Another study investigated the optimal duration of treatment with
peginterferon alfa-2a and dosage of ribavirin (Hadziyannis, 2004).
In this study, 1311
interferon-naïve patients were randomly assigned to peginterferon alfa-2a
(180 µg SC/wk) plus ribavirin (either 800 or 1200 mg/d) for 24 or 48
weeks. Among patients with genotype 1, the highest SVR rate (52%) occurred
after 48 weeks of treatment using the higher dose of ribavirin. In contrast,
in patients with genotype 2 or 3 (80%), a shorter duration of treatment (24
weeks) and low-dose ribavirin (800 mg/d) was sufficient to achieve an SVR.
Therefore, the National Institutes of Health Consensus conference recommends
that patients with genotypes 2 and 3 should be treated with the lower dose
of ribavirin for only 24 weeks.
Peginterferon alfa-2a versus interferon alfa-2a in monotherapy trials
In a study comparing peginterferon alfa-2a (180 µg/wk) and standard
interferon alfa-2a (6 mU 3 times per week for 12 weeks followed by 3 mU 3 times
per week for 36 weeks), the mean SVR rates were 39% and 19%, respectively (Zeuzem,
2000). In addition, histologic scores improved in both groups but were not
significantly different, and genotype 1 was less likely to be associated with
an SVR. In a more recent study, peginterferon alfa-2a 135 µg/wk and 180 µg/wk
produced similar SVR rates, both of which were significantly higher than that
achieved with interferon alfa-2a 3 times per week (Pockros, 2004). Furthermore,
a significantly higher proportion of patients treated with the 180-µg
dose of peginterferon alfa-2a had clinically significant histologic improvement.

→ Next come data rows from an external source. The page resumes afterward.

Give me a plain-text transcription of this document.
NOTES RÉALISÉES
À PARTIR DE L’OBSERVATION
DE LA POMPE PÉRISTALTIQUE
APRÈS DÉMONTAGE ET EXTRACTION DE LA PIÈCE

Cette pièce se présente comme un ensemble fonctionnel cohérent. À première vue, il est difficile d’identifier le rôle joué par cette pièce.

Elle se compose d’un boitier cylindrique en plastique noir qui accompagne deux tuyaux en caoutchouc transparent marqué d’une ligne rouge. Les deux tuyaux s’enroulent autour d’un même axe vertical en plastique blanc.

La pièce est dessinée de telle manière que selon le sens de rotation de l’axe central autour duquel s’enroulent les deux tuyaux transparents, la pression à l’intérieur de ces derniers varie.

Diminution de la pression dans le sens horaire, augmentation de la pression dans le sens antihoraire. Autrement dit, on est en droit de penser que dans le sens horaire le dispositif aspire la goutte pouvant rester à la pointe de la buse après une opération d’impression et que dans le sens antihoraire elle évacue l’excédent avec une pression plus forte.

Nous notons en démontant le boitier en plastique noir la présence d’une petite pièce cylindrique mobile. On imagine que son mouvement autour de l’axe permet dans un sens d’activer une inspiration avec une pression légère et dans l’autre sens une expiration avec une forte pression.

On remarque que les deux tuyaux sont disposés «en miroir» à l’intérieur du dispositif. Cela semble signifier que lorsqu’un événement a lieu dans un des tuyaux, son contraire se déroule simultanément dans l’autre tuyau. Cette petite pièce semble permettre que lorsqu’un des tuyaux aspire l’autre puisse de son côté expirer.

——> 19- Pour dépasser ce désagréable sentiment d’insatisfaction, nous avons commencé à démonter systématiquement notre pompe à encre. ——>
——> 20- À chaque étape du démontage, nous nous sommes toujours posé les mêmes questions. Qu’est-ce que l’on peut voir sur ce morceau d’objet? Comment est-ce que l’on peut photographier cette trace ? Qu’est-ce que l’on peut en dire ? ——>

The results of this study are similar to those reported in the pivotal peginterferon
alfa-2a trials, which have consistently demonstrated significantly greater
SVR rates compared with the rates from treatment with interferon alfa-2a (Zeuzem,
2000; Heathcote, 2000; Reddy, 2001).
An earlier study found that an SVR to interferon therapy is associated with
regression of fibrosis (Shiratori, 2000). In addition, it has been demonstrated
that histologic improvement is more common in patients treated with interferon
and ribavirin than in patients treated with interferon alone (McHutchison,
1998). Both observations support the findings that a greater proportion of
patients treated with peginterferon alfa-2a combination therapy would have
a histologic response, as stated earlier.
Future targets of therapy
Combining peginterferons with ribavirin considerably improves efficacy but at
the expense of poor tolerability attributable to ribavirin, and a significant
proportion of patients in these trials did not respond to treatment. Given the
significant adverse effects attributed to interferon-ribavirin therapy, patients
need to be screened carefully to assess their candidacy for this therapy. Future
therapeutic developments may include 1 or more of the following approaches:
understanding the HCV genomic organization, elucidating the viral life cycle and
HCV replication strategy, and understanding the immune mechanisms required for
viral propagation or infectivity (Sookoian, 2003). Therapies under development
and evaluation for patients with hepatitis C include adjunctive use of the
antiviral agent amantadine and the immunomodulatory agent thymalfasin as well as
novel small molecules, which include the ribavirin analogs, viramidine and
levovirin, and BILN 2061, an inhibitor of HCV serine protease (Foster, 2004).